Duplo orgulho, aliás. Por esses
músicos serem quem são; e pelos
projetos que têm a ciência de inventar. ("Gaia ciência", diria um
grande chorão da Alemanha.) Para quem está de ouvidos abertos,
hoje, a impressão geral é que nunca houve tamanho esforço de resgate e renovação da nossa música
popular. Vejam o que o Acari vem
fazendo, por exemplo. Maurício
Carrilho e companheiros acabam
de lançar nada menos do que 15
CDs de uma coleção "Princípios
do Choro" (selo Biscoito Fino),
reunindo 215 músicas de 50 compositores nascidos até 1870.

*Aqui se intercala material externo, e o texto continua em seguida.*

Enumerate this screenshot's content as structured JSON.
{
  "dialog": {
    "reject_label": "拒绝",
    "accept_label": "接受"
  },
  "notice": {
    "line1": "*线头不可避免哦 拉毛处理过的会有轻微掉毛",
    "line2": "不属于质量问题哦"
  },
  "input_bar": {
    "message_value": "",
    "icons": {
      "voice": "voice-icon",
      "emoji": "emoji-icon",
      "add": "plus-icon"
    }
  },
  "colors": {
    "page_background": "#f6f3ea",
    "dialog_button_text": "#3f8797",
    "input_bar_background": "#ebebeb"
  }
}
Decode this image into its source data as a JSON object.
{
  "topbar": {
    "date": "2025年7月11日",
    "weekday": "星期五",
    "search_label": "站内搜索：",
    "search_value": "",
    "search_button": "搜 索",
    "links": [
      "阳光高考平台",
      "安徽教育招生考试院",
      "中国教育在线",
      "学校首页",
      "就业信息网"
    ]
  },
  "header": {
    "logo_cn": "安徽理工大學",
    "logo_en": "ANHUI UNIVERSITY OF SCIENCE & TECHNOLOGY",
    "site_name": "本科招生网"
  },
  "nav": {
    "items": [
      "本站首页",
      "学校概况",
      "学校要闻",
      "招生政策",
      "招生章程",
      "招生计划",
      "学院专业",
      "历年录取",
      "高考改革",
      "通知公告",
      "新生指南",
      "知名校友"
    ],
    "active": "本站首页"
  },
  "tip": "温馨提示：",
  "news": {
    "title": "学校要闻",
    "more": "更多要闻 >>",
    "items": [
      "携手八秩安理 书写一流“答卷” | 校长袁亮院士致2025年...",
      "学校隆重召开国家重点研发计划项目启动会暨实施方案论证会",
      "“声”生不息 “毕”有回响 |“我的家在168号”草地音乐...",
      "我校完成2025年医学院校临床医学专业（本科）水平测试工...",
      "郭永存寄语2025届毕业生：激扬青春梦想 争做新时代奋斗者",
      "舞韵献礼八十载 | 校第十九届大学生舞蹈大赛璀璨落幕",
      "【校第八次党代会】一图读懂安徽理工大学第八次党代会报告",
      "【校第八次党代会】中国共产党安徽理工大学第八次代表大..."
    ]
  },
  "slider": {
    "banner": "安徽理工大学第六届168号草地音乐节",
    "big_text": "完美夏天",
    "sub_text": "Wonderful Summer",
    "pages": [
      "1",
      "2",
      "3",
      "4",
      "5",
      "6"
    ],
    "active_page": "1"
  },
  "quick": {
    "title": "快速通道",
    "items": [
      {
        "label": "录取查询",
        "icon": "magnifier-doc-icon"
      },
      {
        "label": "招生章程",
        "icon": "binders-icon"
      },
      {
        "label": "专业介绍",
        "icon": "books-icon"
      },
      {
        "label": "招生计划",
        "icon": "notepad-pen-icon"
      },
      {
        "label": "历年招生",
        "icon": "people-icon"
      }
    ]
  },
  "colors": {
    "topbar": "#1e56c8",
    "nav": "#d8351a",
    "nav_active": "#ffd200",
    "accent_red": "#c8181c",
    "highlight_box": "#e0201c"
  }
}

Tocaram três delas no fim do
show, e o efeito foi lindo: a música
dos antigos soa agora como mãe e
filha do repertório novo. "Meus
cantos... são só ressonância/ Das
mais belas e eternas canções/ Que
eu ouvi na infância", diz a letra de
Paulo César Pinheiro para "Velhos Chorões" (Luciana Rabello),
que Mônica cantou antes, sem saber que naquele momento, observada com carinho por Schubert e
todos os deuses, ela era a melhor
cantora do mundo.
E "Minha Palhoça"? O clássico
de Cascata encontrou seu destino,
afinal, nesse trio de voz, clarinete e
pandeiro. Pandeiro de Jorginho,
que incrivelmente, impossivelmente, tocou a harmonia. Ou foi o
que se ouviu, com o ouvido de
dentro, estimulado pelas melodias bachianas do Proveta. Mônica marota, encenando canto e comentário ao mesmo tempo. E os
passarinhos assobiados de Toninho Carrasqueira para completar
a obra-prima de bom humor e
bem-estar.
A platéia pediu "Lavoura" (Pedro Amorim e Teresa Cristina) no
bis. E a dor de amor, às "quatro da
manhã", foi um feliz martírio.
Pergunta para o professor Nietzsche: "Como é possível escrever
música tão estilizada, tão consciente de todas as fontes, tão à
vontade com as formas -e ainda
assim dizer a verdade? Resposta:
"Como assim, "ainda assim'? Existe outro jeito? Já vi que você não
entende nada de choro".
A arte é longa. Não pense que
esses baixos do violão de Maurício Carrilho estão aí, ao alcance de
qualquer um. Nem os acentos súbitos, palheta para cima, de Luciana Rabello, que nesses momentos
se permite uma faísca no rosto de
impassível seriedade. Dignidades
de cavaquinhista, parentes das
melancolias de verão do bandolim de Amorim. Agora tente tocar
violoncelo no choro, como Ranevsky.
A vida é tristemente breve. Mas
alegremente nem tão breve assim.
Assistir ao que Mônica Salmaso
vem inventando para si, na generosidade bonita e lúcida de suas
parcerias, já nos justifica a todos
como seus contemporâneos. E é
bom lembrar que isso é só o início, para uma artista que mal passou dos 30 anos. No meio do caminho, é um conforto e tanto saber que a gente tem essa cantora
conosco, para inventar e reinventar a música pelo resto da vida.